Note: When you can (if you don't mind :P), could you try to justify your proposal? How and why was it useful? How did improve your work?

A: 

Personally, I'm a very big fan of Automatic Testing (both unit tests and integration tests). In my view it's like a safety net - developers feel safer when changing code when they know there's a test harness that could catch them if the break something. This allows you faster introduction of new features, but also removes the 'fear' of refactoring, for example.

Gadi
+3  A: 

One of the most useful things we introduced was a project Wiki, an extremely useful dumping ground for all the little titbits of information floating around in peoples head but too trivial to record in a full document.

Colin Desmond
While I agree that a project Wiki is a very good idea, I'd like to add that it sometimes has the tendency to become cluttered, with some pages being outdated (at times even just wrong), so from time to time it's probably a good idea to 'refactor' the project wiki as well..
Gadi
A: 

As management for our team: SCRUM

TimW
+1  A: 

Having been involved in all sorts of development teams with different methodologies, my experience is that most of the agile principles tend to work great. It generally makes development more fun, since everyone is more engaged. In the larger development environments the basic principle of co-locating all team members brings great benefits, especially when you have separate information analysts and testers next to developers. Have information analysts, testers and developers work together per feature. This creates the best flow of information, with as little overhead as possible. You can take this even further to a Lean development process.

In general, the things that gave us the greatest benefits were the things that lowered the barriers of communication. In a practical sense, a company wiki helped out a great deal as well, lowering the barrier for sharing information. A good bug/features/RFC tracking tool also helped a great deal to have a joint understanding amongst stakeholders of what direction the project is heading. And such a tracking tool does not just have to be internal: lower the barriers to your customers as well. This also helps a great deal in managing expectations.

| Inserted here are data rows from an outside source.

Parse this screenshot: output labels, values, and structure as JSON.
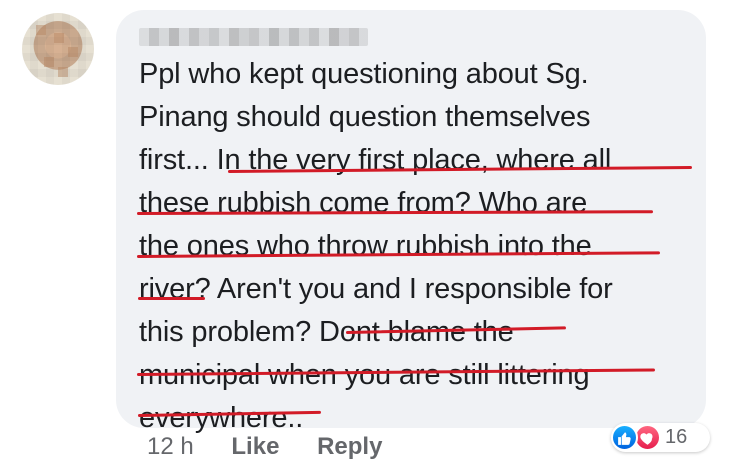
{
  "comment": {
    "lines": [
      "Ppl who kept questioning about Sg.",
      "Pinang should question themselves",
      "first... In the very first place, where all",
      "these rubbish come from? Who are",
      "the ones who throw rubbish into the",
      "river? Aren't you and I responsible for",
      "this problem? Dont blame the",
      "municipal when you are still littering",
      "everywhere.."
    ]
  },
  "meta": {
    "time": "12 h",
    "like_label": "Like",
    "reply_label": "Reply"
  },
  "reactions": {
    "count": "16",
    "icons": [
      "thumbs-up-icon",
      "heart-icon"
    ],
    "colors": {
      "like": "#1877f2",
      "love": "#f33e58",
      "underline": "#d21b27"
    }
  }
}
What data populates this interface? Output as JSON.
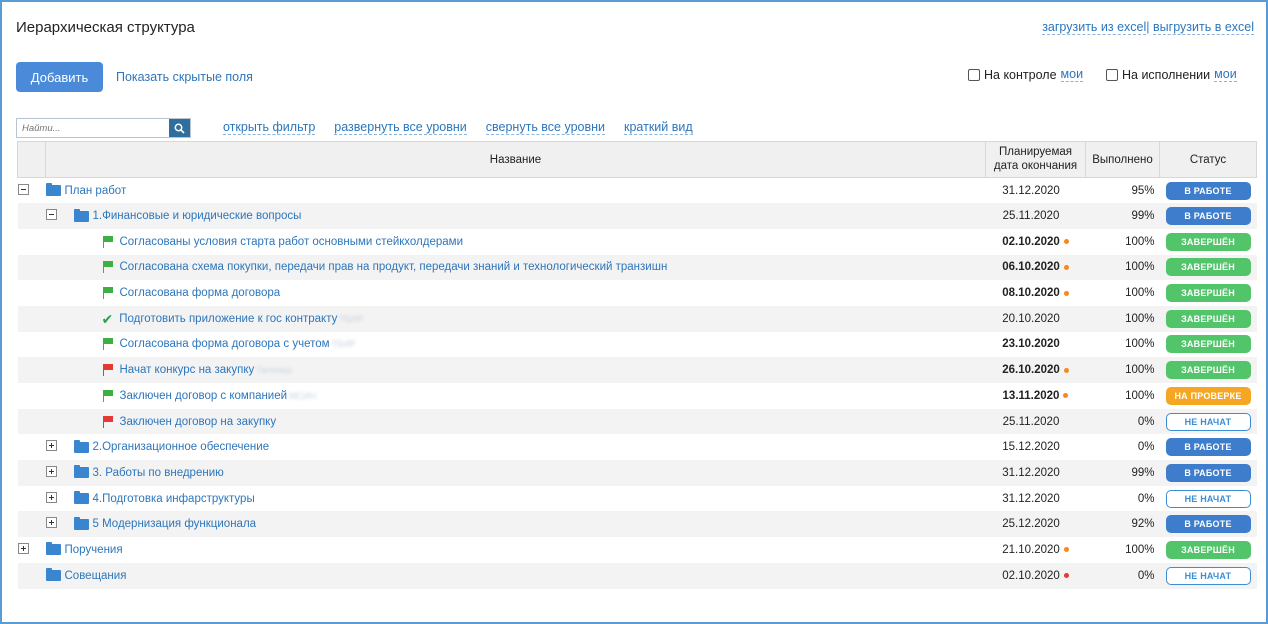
{
  "header": {
    "title": "Иерархическая структура",
    "upload_excel": "загрузить из excel",
    "separator": "|",
    "download_excel": "выгрузить в excel"
  },
  "toolbar": {
    "add_label": "Добавить",
    "show_hidden_label": "Показать скрытые поля",
    "control_label": "На контроле",
    "control_mine": "мои",
    "exec_label": "На исполнении",
    "exec_mine": "мои"
  },
  "search": {
    "placeholder": "Найти..."
  },
  "tools": {
    "open_filter": "открыть фильтр",
    "expand_all": "развернуть все уровни",
    "collapse_all": "свернуть все уровни",
    "brief_view": "краткий вид"
  },
  "table": {
    "col_name": "Название",
    "col_date_1": "Планируемая",
    "col_date_2": "дата окончания",
    "col_done": "Выполнено",
    "col_status": "Статус"
  },
  "colors": {
    "accent": "#4a8ad8",
    "link": "#2d76bb",
    "status_work": "#3d7dcc",
    "status_done": "#52c46a",
    "status_review": "#f5a623",
    "flag_green": "#3cb043",
    "flag_red": "#e53935",
    "dot_orange": "#f5891f",
    "dot_red": "#e53935"
  },
  "rows": [
    {
      "level": 0,
      "toggle": "minus",
      "icon": "folder-icon",
      "name": "План работ",
      "blur": "",
      "date": "31.12.2020",
      "bold": false,
      "dot": "",
      "pct": "95%",
      "status": "В РАБОТЕ",
      "kind": "work",
      "alt": false
    },
    {
      "level": 1,
      "toggle": "minus",
      "icon": "folder-icon",
      "name": "1.Финансовые и юридические вопросы",
      "blur": "",
      "date": "25.11.2020",
      "bold": false,
      "dot": "",
      "pct": "99%",
      "status": "В РАБОТЕ",
      "kind": "work",
      "alt": true
    },
    {
      "level": 2,
      "toggle": "",
      "icon": "green-flag-icon",
      "name": "Согласованы условия старта работ основными стейкхолдерами",
      "blur": "",
      "date": "02.10.2020",
      "bold": true,
      "dot": "orange",
      "pct": "100%",
      "status": "ЗАВЕРШЁН",
      "kind": "done",
      "alt": false
    },
    {
      "level": 2,
      "toggle": "",
      "icon": "green-flag-icon",
      "name": "Согласована схема покупки, передачи прав на продукт, передачи знаний и технологический транзишн",
      "blur": "",
      "date": "06.10.2020",
      "bold": true,
      "dot": "orange",
      "pct": "100%",
      "status": "ЗАВЕРШЁН",
      "kind": "done",
      "alt": true
    },
    {
      "level": 2,
      "toggle": "",
      "icon": "green-flag-icon",
      "name": "Согласована форма договора",
      "blur": "",
      "date": "08.10.2020",
      "bold": true,
      "dot": "orange",
      "pct": "100%",
      "status": "ЗАВЕРШЁН",
      "kind": "done",
      "alt": false
    },
    {
      "level": 2,
      "toggle": "",
      "icon": "check-icon",
      "name": "Подготовить приложение к гос контракту",
      "blur": "ТБИР",
      "date": "20.10.2020",
      "bold": false,
      "dot": "",
      "pct": "100%",
      "status": "ЗАВЕРШЁН",
      "kind": "done",
      "alt": true
    },
    {
      "level": 2,
      "toggle": "",
      "icon": "green-flag-icon",
      "name": "Согласована форма договора с учетом",
      "blur": "ТБИР",
      "date": "23.10.2020",
      "bold": true,
      "dot": "",
      "pct": "100%",
      "status": "ЗАВЕРШЁН",
      "kind": "done",
      "alt": false
    },
    {
      "level": 2,
      "toggle": "",
      "icon": "red-flag-icon",
      "name": "Начат конкурс на закупку",
      "blur": "Тагонаш",
      "date": "26.10.2020",
      "bold": true,
      "dot": "orange",
      "pct": "100%",
      "status": "ЗАВЕРШЁН",
      "kind": "done",
      "alt": true
    },
    {
      "level": 2,
      "toggle": "",
      "icon": "green-flag-icon",
      "name": "Заключен договор с компанией",
      "blur": "МСИН",
      "date": "13.11.2020",
      "bold": true,
      "dot": "orange",
      "pct": "100%",
      "status": "НА ПРОВЕРКЕ",
      "kind": "review",
      "alt": false
    },
    {
      "level": 2,
      "toggle": "",
      "icon": "red-flag-icon",
      "name": "Заключен договор на закупку",
      "blur": "",
      "date": "25.11.2020",
      "bold": false,
      "dot": "",
      "pct": "0%",
      "status": "НЕ НАЧАТ",
      "kind": "new",
      "alt": true
    },
    {
      "level": 1,
      "toggle": "plus",
      "icon": "folder-icon",
      "name": "2.Организационное обеспечение",
      "blur": "",
      "date": "15.12.2020",
      "bold": false,
      "dot": "",
      "pct": "0%",
      "status": "В РАБОТЕ",
      "kind": "work",
      "alt": false
    },
    {
      "level": 1,
      "toggle": "plus",
      "icon": "folder-icon",
      "name": "3. Работы по внедрению",
      "blur": "",
      "date": "31.12.2020",
      "bold": false,
      "dot": "",
      "pct": "99%",
      "status": "В РАБОТЕ",
      "kind": "work",
      "alt": true
    },
    {
      "level": 1,
      "toggle": "plus",
      "icon": "folder-icon",
      "name": "4.Подготовка инфарструктуры",
      "blur": "",
      "date": "31.12.2020",
      "bold": false,
      "dot": "",
      "pct": "0%",
      "status": "НЕ НАЧАТ",
      "kind": "new",
      "alt": false
    },
    {
      "level": 1,
      "toggle": "plus",
      "icon": "folder-icon",
      "name": "5 Модернизация функционала",
      "blur": "",
      "date": "25.12.2020",
      "bold": false,
      "dot": "",
      "pct": "92%",
      "status": "В РАБОТЕ",
      "kind": "work",
      "alt": true
    },
    {
      "level": 0,
      "toggle": "plus",
      "icon": "folder-icon",
      "name": "Поручения",
      "blur": "",
      "date": "21.10.2020",
      "bold": false,
      "dot": "orange",
      "pct": "100%",
      "status": "ЗАВЕРШЁН",
      "kind": "done",
      "alt": false
    },
    {
      "level": 0,
      "toggle": "",
      "icon": "folder-icon",
      "name": "Совещания",
      "blur": "",
      "date": "02.10.2020",
      "bold": false,
      "dot": "red",
      "pct": "0%",
      "status": "НЕ НАЧАТ",
      "kind": "new",
      "alt": true
    }
  ]
}
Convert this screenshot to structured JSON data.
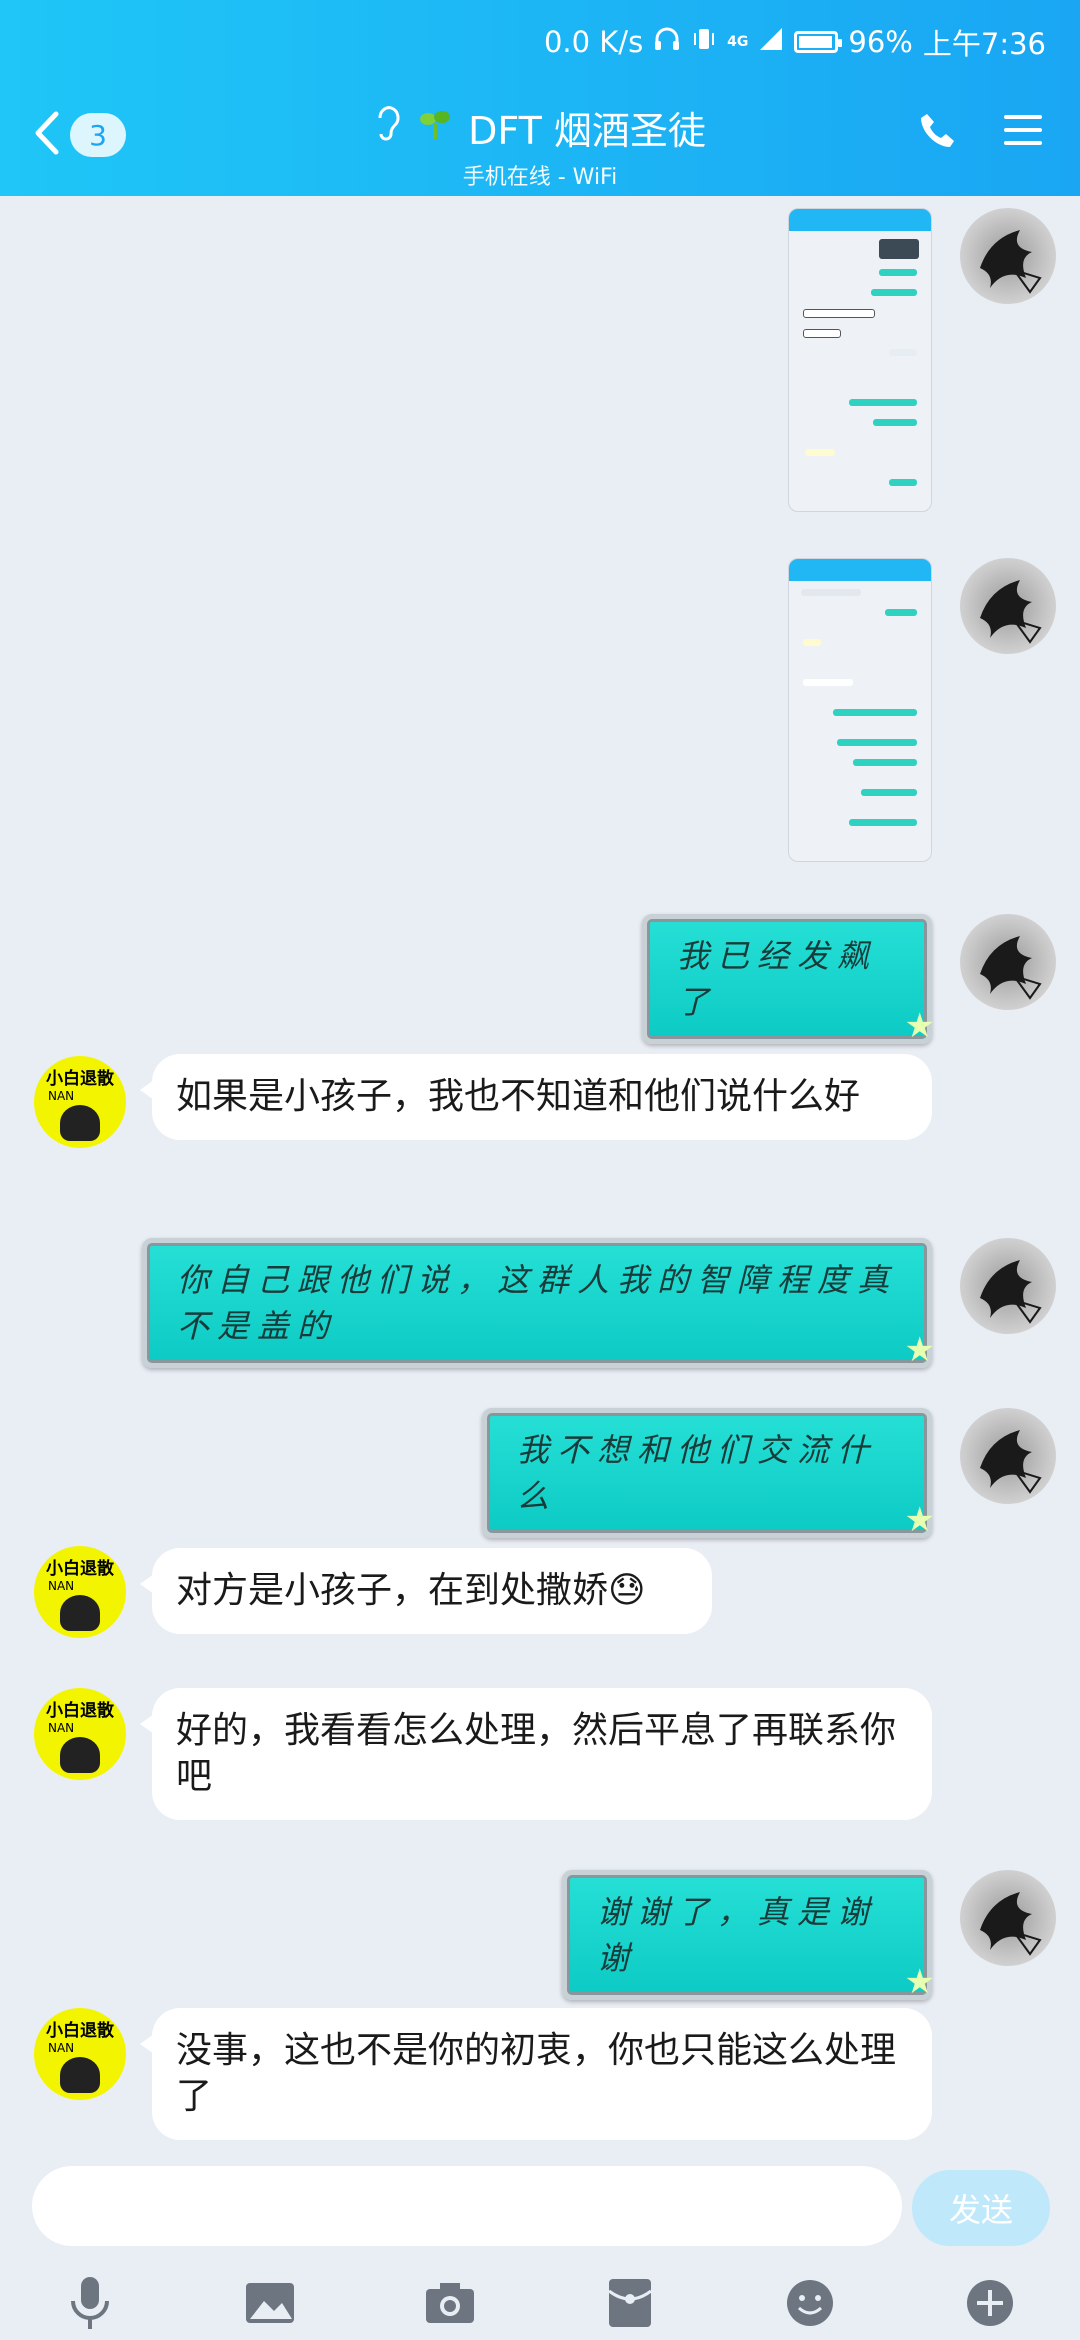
{
  "status_bar": {
    "net_speed": "0.0 K/s",
    "network": "4G",
    "battery": "96%",
    "battery_level": 0.96,
    "time": "上午7:36"
  },
  "header": {
    "back_count": "3",
    "title": "DFT 烟酒圣徒",
    "subtitle": "手机在线 - WiFi",
    "icons": [
      "ear-icon",
      "sprout-icon",
      "phone-icon",
      "menu-icon"
    ]
  },
  "messages": [
    {
      "side": "right",
      "type": "image",
      "avatar": "raven-avatar"
    },
    {
      "side": "right",
      "type": "image",
      "avatar": "raven-avatar"
    },
    {
      "side": "right",
      "type": "text",
      "text": "我已经发飙了"
    },
    {
      "side": "left",
      "type": "text",
      "text": "如果是小孩子，我也不知道和他们说什么好"
    },
    {
      "side": "right",
      "type": "text",
      "text": "你自己跟他们说，这群人我的智障程度真不是盖的"
    },
    {
      "side": "right",
      "type": "text",
      "text": "我不想和他们交流什么"
    },
    {
      "side": "left",
      "type": "text",
      "text": "对方是小孩子，在到处撒娇😓"
    },
    {
      "side": "left",
      "type": "text",
      "text": "好的，我看看怎么处理，然后平息了再联系你吧"
    },
    {
      "side": "right",
      "type": "text",
      "text": "谢谢了，真是谢谢"
    },
    {
      "side": "left",
      "type": "text",
      "text": "没事，这也不是你的初衷，你也只能这么处理了"
    }
  ],
  "left_avatar_text": "小白退散",
  "left_avatar_sub": "NAN",
  "input": {
    "value": "",
    "placeholder": "",
    "send_label": "发送"
  },
  "toolbar": [
    "microphone-icon",
    "image-icon",
    "camera-icon",
    "red-packet-icon",
    "emoji-icon",
    "plus-icon"
  ],
  "colors": {
    "header": "#1fc6f7",
    "bubble_teal": "#17d3cc",
    "background": "#e9edf4"
  }
}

I feel I'm just getting started here. Others will no doubt come with more suggestions.

Pascal.

Pascal Lindelauf
+1  A: 

Follow this link... And personally, as a developer I prefer to focus on things that improve my performance. I don't mind checking some bug reporting site to check if new bugs are reported, but I need to be able to view it quickly without having to go through a few dozens of pages or dozens of clicks. I don't mind writing technical designs before writing code either, as long as I have the tools to write it properly. These tools must be created to increase performance with a minimum of fluffy features that no one uses. For example, in the past I've used Enterprise Architect to create UML models before writing code. It worked fine but the application has some flaws and lots of features that I don't need. When I discovered Altoma UModel, I quickly changed to a much leaner tool for UML generation that offered me exactly what I need. Nothing more, nothing less. Basically, you have to keep people focused on the final goal. And the final goal is creating some product to be used by your users. Many development teams get lost because they focus on other things instead. None of your users will care about how you created the thing they use. They just need your project to reach their goals. Thus, the best practice is that which makes your team the most comfortable, including any new team member that would join halfway of any project.